After a while, I open my eyes, feeling a hand groping my chest. Augustin ignores my gaze and continues to knead them. I feel uneasy and call him repeatedly, but my husband does not seem to care. Then he sits up, his hot and heavy breaths brushing against my face. Augustin looks eager, his lips press against mine forcefully, with a hint of drunkenness. It takes him a while to let go, but his hands still can't leave my chest. Feeling uncomfortable, I grab his hand tightly and warn him,
"Please, the baby?"
"I only want your breasts, don't worry," he replies.
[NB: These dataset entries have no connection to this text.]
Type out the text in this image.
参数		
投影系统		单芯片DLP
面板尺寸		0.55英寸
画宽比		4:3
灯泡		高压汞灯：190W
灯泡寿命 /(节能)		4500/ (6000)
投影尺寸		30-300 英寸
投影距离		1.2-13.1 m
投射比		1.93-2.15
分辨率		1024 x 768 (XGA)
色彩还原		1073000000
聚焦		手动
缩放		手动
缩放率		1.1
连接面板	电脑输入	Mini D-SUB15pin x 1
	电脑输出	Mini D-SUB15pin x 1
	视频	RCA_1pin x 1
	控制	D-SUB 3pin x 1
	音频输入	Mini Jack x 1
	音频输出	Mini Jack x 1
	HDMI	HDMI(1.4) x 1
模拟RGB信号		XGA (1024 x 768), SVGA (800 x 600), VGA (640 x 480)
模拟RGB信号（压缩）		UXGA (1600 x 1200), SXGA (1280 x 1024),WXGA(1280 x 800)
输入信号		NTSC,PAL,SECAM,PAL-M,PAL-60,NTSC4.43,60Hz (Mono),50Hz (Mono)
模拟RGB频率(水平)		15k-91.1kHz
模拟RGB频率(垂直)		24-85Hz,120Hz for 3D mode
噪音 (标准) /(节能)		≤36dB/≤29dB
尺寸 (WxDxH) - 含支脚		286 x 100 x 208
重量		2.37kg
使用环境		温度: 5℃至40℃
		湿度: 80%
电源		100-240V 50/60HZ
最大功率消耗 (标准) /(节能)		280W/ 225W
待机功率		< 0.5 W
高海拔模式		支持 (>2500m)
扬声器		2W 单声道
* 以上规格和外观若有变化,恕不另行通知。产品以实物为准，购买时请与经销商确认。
At this moment, I begin to feel concerned about what my husband has gone through today. I cannot resist his control. Augustin tears off the top of my dress, immediately revealing two breasts round and taut as those of a pregnant woman. Augustin looks at me for a moment as if checking my attitude, but clearly he does not care if I frown uncomfortably. His hand gently squeezes it, and a white spot suddenly appears at the tip of my breast. Colostrum, I think. My husband smiles lightly, then bends down to suckle it. My body produces milk for the unborn child, but now I use it to feed my husband. I do not know how I feel. My mind suddenly becomes both empty and blurry. My husband is resting his head on my lap, his mouth gnawing at the milk. I sit there, holding his hand, with red eyes since when.